I forgot to mention yesterday; although the roads were in good condition, their surroundings were not great. Trash was an omnipresent layer in the bushes and in the ditches.
When I wasn't talking to the friend, I was writing the blog for the day before. And so, almost 5 hours passed surprisingly quickly. All of a sudden we were in Fes.
As per our agreement, the taxi driver - Fouad - was waiting for us at the station and soon we were on our way to Meknes. What we thought would be a fairly boring ride turned out to be a crazy unexpected gem of the entire trip. We had an eye-opening conversation with the driver - Fouad.
(Shout out to this man: Fouad Taxi Service)
There is a lot of information on the Internet about how Morocco is a country that is liberal compared with the rest of the Muslim world but how it still has quite strict laws. According to Fouad, this isn't exactly true.

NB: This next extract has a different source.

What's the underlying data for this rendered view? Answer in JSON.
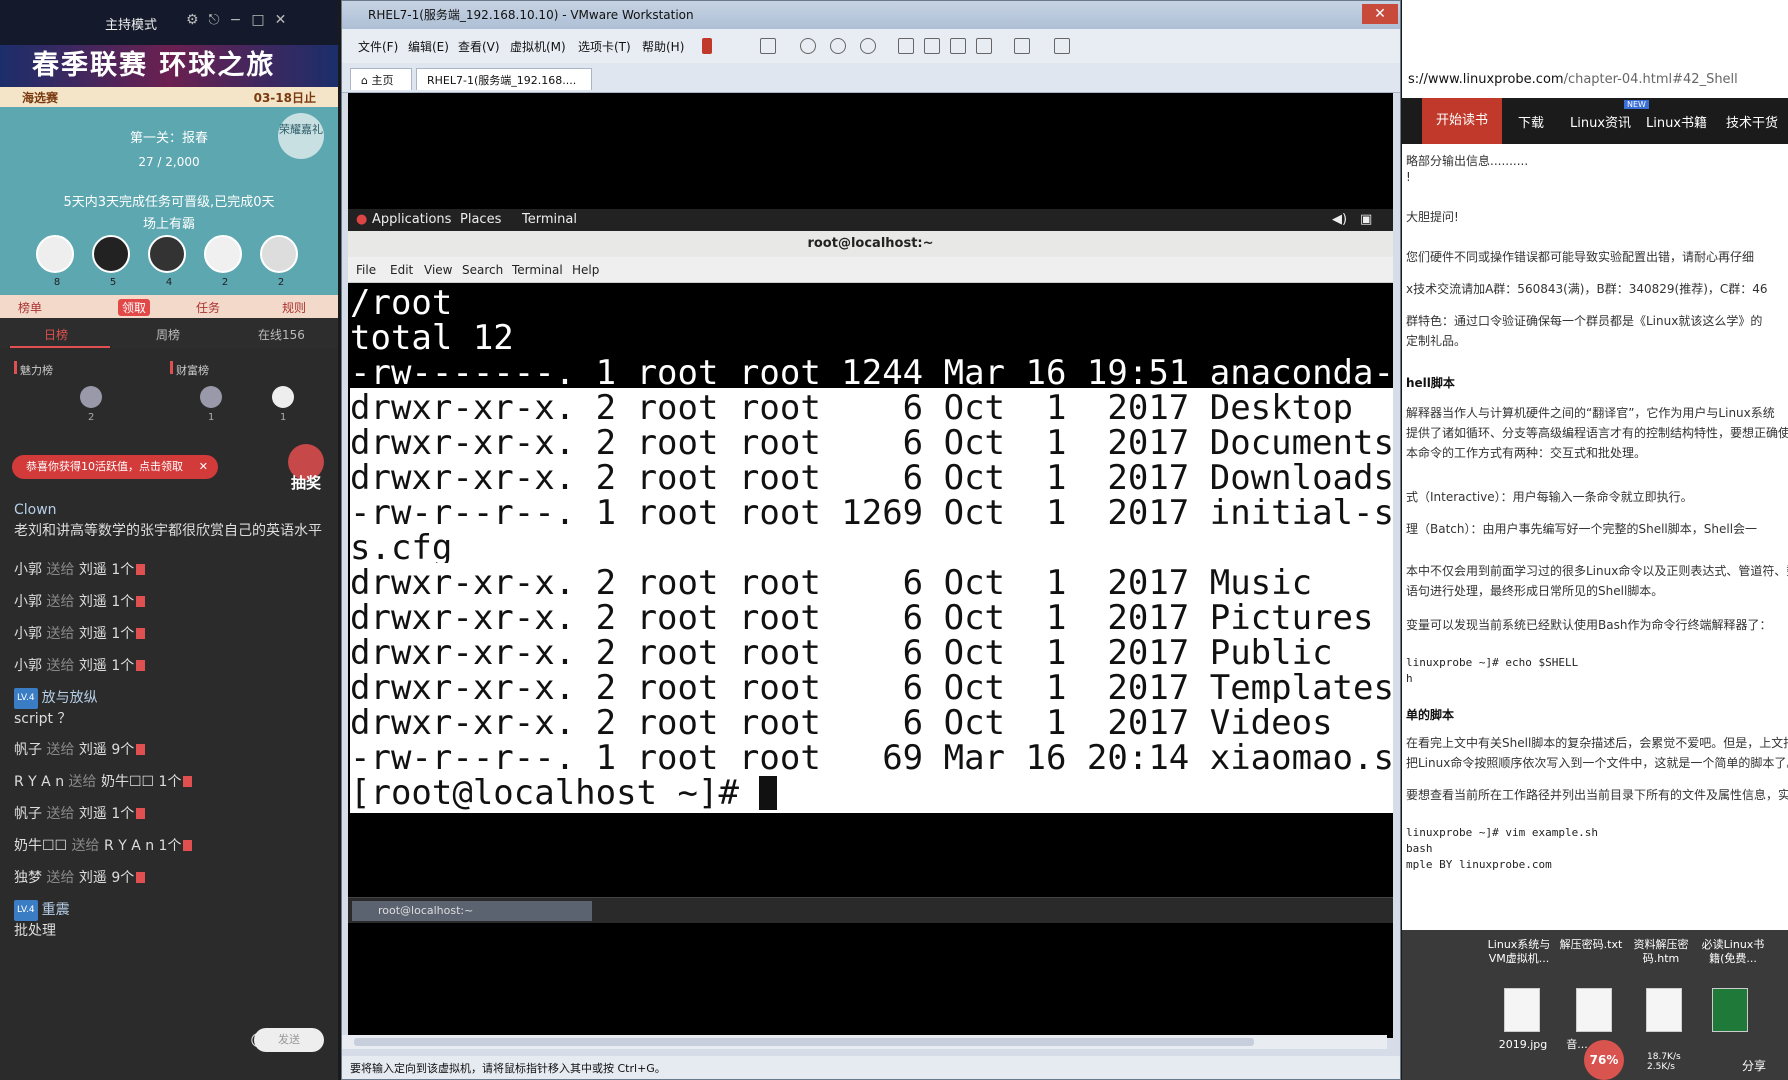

Gays are indeed not allowed to marry, but in private such unions were not so unusual. In both sexes. Of course, women couples were more appreciated. That, it seems, is the same everywhere. And Fouad spoke as if it was completely normal. As long as it happens in private and no one is disturbed, who is he to judge it? Well, the guy was born and raised in the desert!

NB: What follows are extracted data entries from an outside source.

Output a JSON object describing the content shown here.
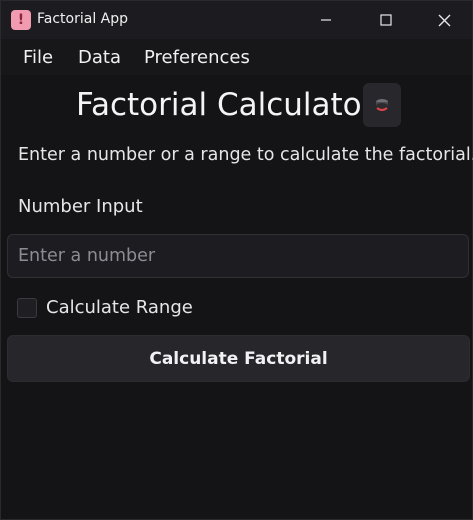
{
  "window": {
    "title": "Factorial App",
    "app_icon_glyph": "!",
    "icon_names": {
      "app": "app-icon",
      "minimize": "minimize-icon",
      "maximize": "maximize-icon",
      "close": "close-icon",
      "theme": "theme-toggle-icon"
    }
  },
  "menu": {
    "items": [
      "File",
      "Data",
      "Preferences"
    ]
  },
  "main": {
    "heading": "Factorial Calculator",
    "subtitle": "Enter a number or a range to calculate the factorial.",
    "input_label": "Number Input",
    "input_placeholder": "Enter a number",
    "input_value": "",
    "checkbox_label": "Calculate Range",
    "checkbox_checked": false,
    "button_label": "Calculate Factorial"
  },
  "colors": {
    "background": "#141416",
    "titlebar": "#1c1c20",
    "app_icon": "#f29bb0",
    "button": "#26262b",
    "theme_accent": "#e0424b"
  }
}
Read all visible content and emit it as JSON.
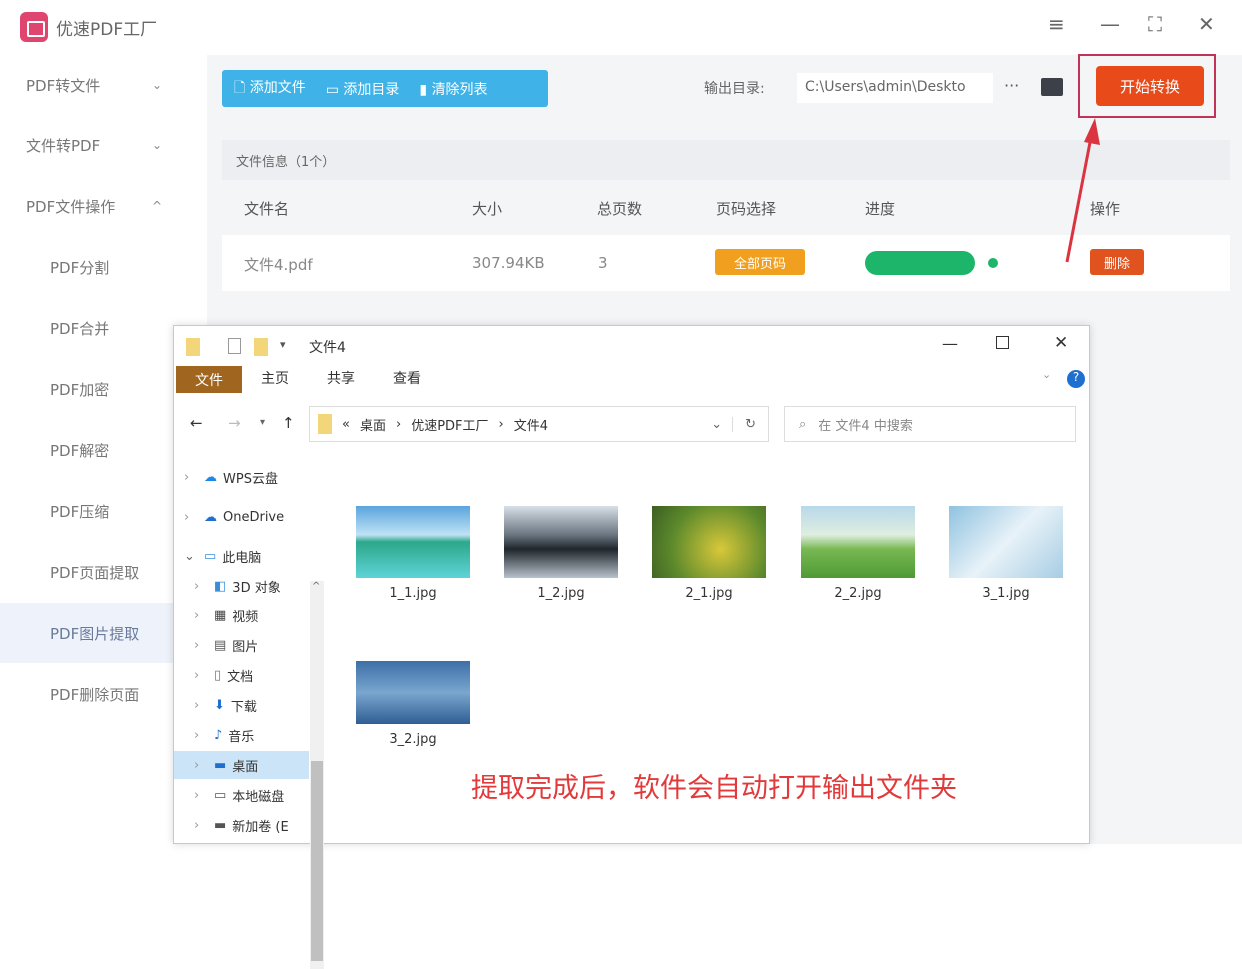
{
  "app": {
    "title": "优速PDF工厂",
    "window_controls": [
      "menu-icon",
      "minimize-icon",
      "maximize-icon",
      "close-icon"
    ]
  },
  "sidebar": {
    "items": [
      {
        "label": "PDF转文件",
        "chevron": "⌄"
      },
      {
        "label": "文件转PDF",
        "chevron": "⌄"
      },
      {
        "label": "PDF文件操作",
        "chevron": "^"
      }
    ],
    "subitems": [
      "PDF分割",
      "PDF合并",
      "PDF加密",
      "PDF解密",
      "PDF压缩",
      "PDF页面提取",
      "PDF图片提取",
      "PDF删除页面"
    ],
    "active": "PDF图片提取"
  },
  "toolbar": {
    "add_file": "添加文件",
    "add_dir": "添加目录",
    "clear_list": "清除列表",
    "output_label": "输出目录:",
    "output_path": "C:\\Users\\admin\\Deskto",
    "more": "···",
    "start": "开始转换"
  },
  "file_info": "文件信息（1个）",
  "table": {
    "headers": [
      "文件名",
      "大小",
      "总页数",
      "页码选择",
      "进度",
      "操作"
    ],
    "rows": [
      {
        "name": "文件4.pdf",
        "size": "307.94KB",
        "pages": "3",
        "page_select": "全部页码",
        "progress": 1.0,
        "action": "删除"
      }
    ]
  },
  "explorer": {
    "title": "文件4",
    "tabs": [
      "文件",
      "主页",
      "共享",
      "查看"
    ],
    "path": [
      "桌面",
      "优速PDF工厂",
      "文件4"
    ],
    "search_placeholder": "在 文件4 中搜索",
    "nav": [
      "WPS云盘",
      "OneDrive",
      "此电脑",
      "3D 对象",
      "视频",
      "图片",
      "文档",
      "下载",
      "音乐",
      "桌面",
      "本地磁盘",
      "新加卷 (E"
    ],
    "selected_nav": "桌面",
    "files": [
      "1_1.jpg",
      "1_2.jpg",
      "2_1.jpg",
      "2_2.jpg",
      "3_1.jpg",
      "3_2.jpg"
    ]
  },
  "annotation": "提取完成后，软件会自动打开输出文件夹",
  "colors": {
    "toolbar": "#3fb3e8",
    "start": "#e84a1a",
    "progress": "#1db56a",
    "tag": "#f0a01e",
    "delete": "#e0521e",
    "annotation": "#e23a3a"
  }
}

Alcohol was also allowed in clubs and restaurants, but mainly in the newer parts of the city. Of course, we did not see such places in the medina of Fes - the oldest medina and the oldest of the capitals of Morocco.
We also talked about other things. The conclusion? Morocco is very liberal! The West really thinks it's discovering some new things, huh?

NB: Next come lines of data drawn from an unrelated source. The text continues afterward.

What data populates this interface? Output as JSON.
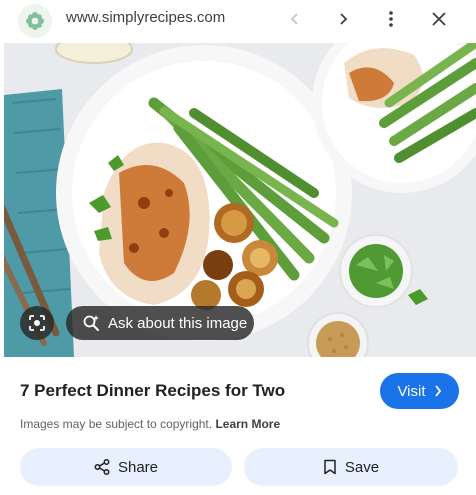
{
  "header": {
    "site_url": "www.simplyrecipes.com",
    "favicon_color": "#7fbf9a",
    "icons": [
      "chevron-left-icon",
      "chevron-right-icon",
      "more-vert-icon",
      "close-icon"
    ]
  },
  "image_overlay": {
    "ask_label": "Ask about this image",
    "lens_icon": "lens-icon"
  },
  "result": {
    "title": "7 Perfect Dinner Recipes for Two",
    "visit_label": "Visit",
    "copyright_text": "Images may be subject to copyright.",
    "learn_more_label": "Learn More"
  },
  "actions": {
    "share_label": "Share",
    "save_label": "Save"
  },
  "colors": {
    "accent": "#1a73e8",
    "pill_bg": "#e8f0fe"
  }
}
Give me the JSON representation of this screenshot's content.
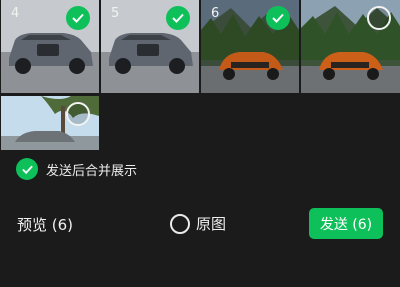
{
  "thumbnails": [
    {
      "index": "4",
      "selected": true,
      "subject": "suv"
    },
    {
      "index": "5",
      "selected": true,
      "subject": "suv"
    },
    {
      "index": "6",
      "selected": true,
      "subject": "sports-car"
    },
    {
      "index": "",
      "selected": false,
      "subject": "sports-car"
    },
    {
      "index": "",
      "selected": false,
      "subject": "beach-car"
    }
  ],
  "merge_option": {
    "label": "发送后合并展示",
    "checked": true
  },
  "bottom_bar": {
    "preview_label": "预览 (6)",
    "original_label": "原图",
    "original_checked": false,
    "send_label": "发送 (6)"
  },
  "colors": {
    "accent": "#0ec05a",
    "background": "#1b1b1b"
  }
}
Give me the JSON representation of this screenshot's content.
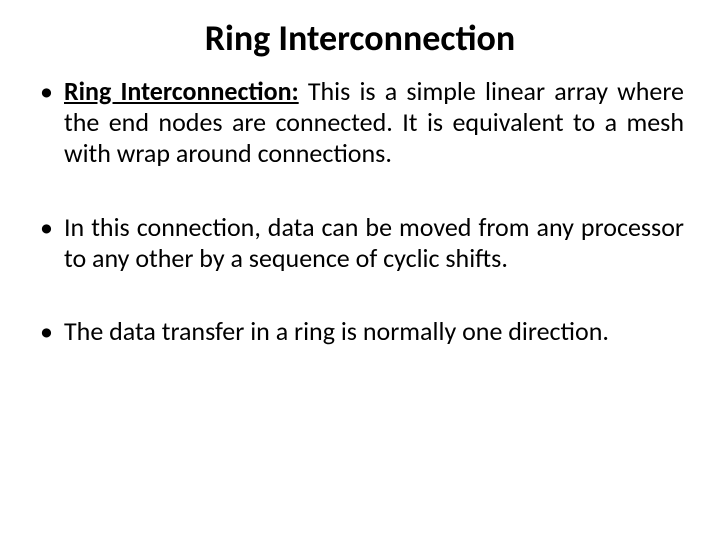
{
  "title": "Ring Interconnection",
  "bullets": [
    {
      "lead": "Ring Interconnection:",
      "rest": " This is a simple linear array where the end nodes are connected. It is equivalent to a mesh with wrap around connections."
    },
    {
      "lead": "",
      "rest": "In this connection, data can be moved from any processor to any other by a sequence of cyclic shifts."
    },
    {
      "lead": "",
      "rest": "The data transfer in a ring is normally one direction."
    }
  ]
}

Fouad drove us directly to our Airbnb in Meknes. The Riad itself (a word for a small hotel) was pretty cool. There were a lot of details and a lot of decorations all over the apartment. Which two of the group did not like. Bah. The only bad thing was that our ceiling opened into the apartment above us - which later turned out to be quite bad as we were told to be quieter. And there were no real walls between the rooms.
Hmmm.
After getting to know the host and the place, we went to the store to get some supplies. And my god. Finally a normal supermarket! Just normal, like in Europe! Finally! We spent way too much time there. We decided to buy pasta and a bunch of stuff for a sauce and have dinner in an Airbnb.
Then. Home. For one night. It was nice. While two of the group cooked, the rest of us chilled out, had fun, and lay in bed. It took quite a while for the food to be prepared, heh. And then. At 22:00. The food was ready. 1 kg of pasta, together with vegetable sauce and tuna.
For 7 of us. Eyo, we ate everything. And then cleaned up and showered. Finally, a little tired from all the food, we went to just lie on the beds (which were quite hard).
Everything was great until about 00:15. At this point we realized we had to go to bed. The next morning would be early again. We were supposed to wake up at 6:30.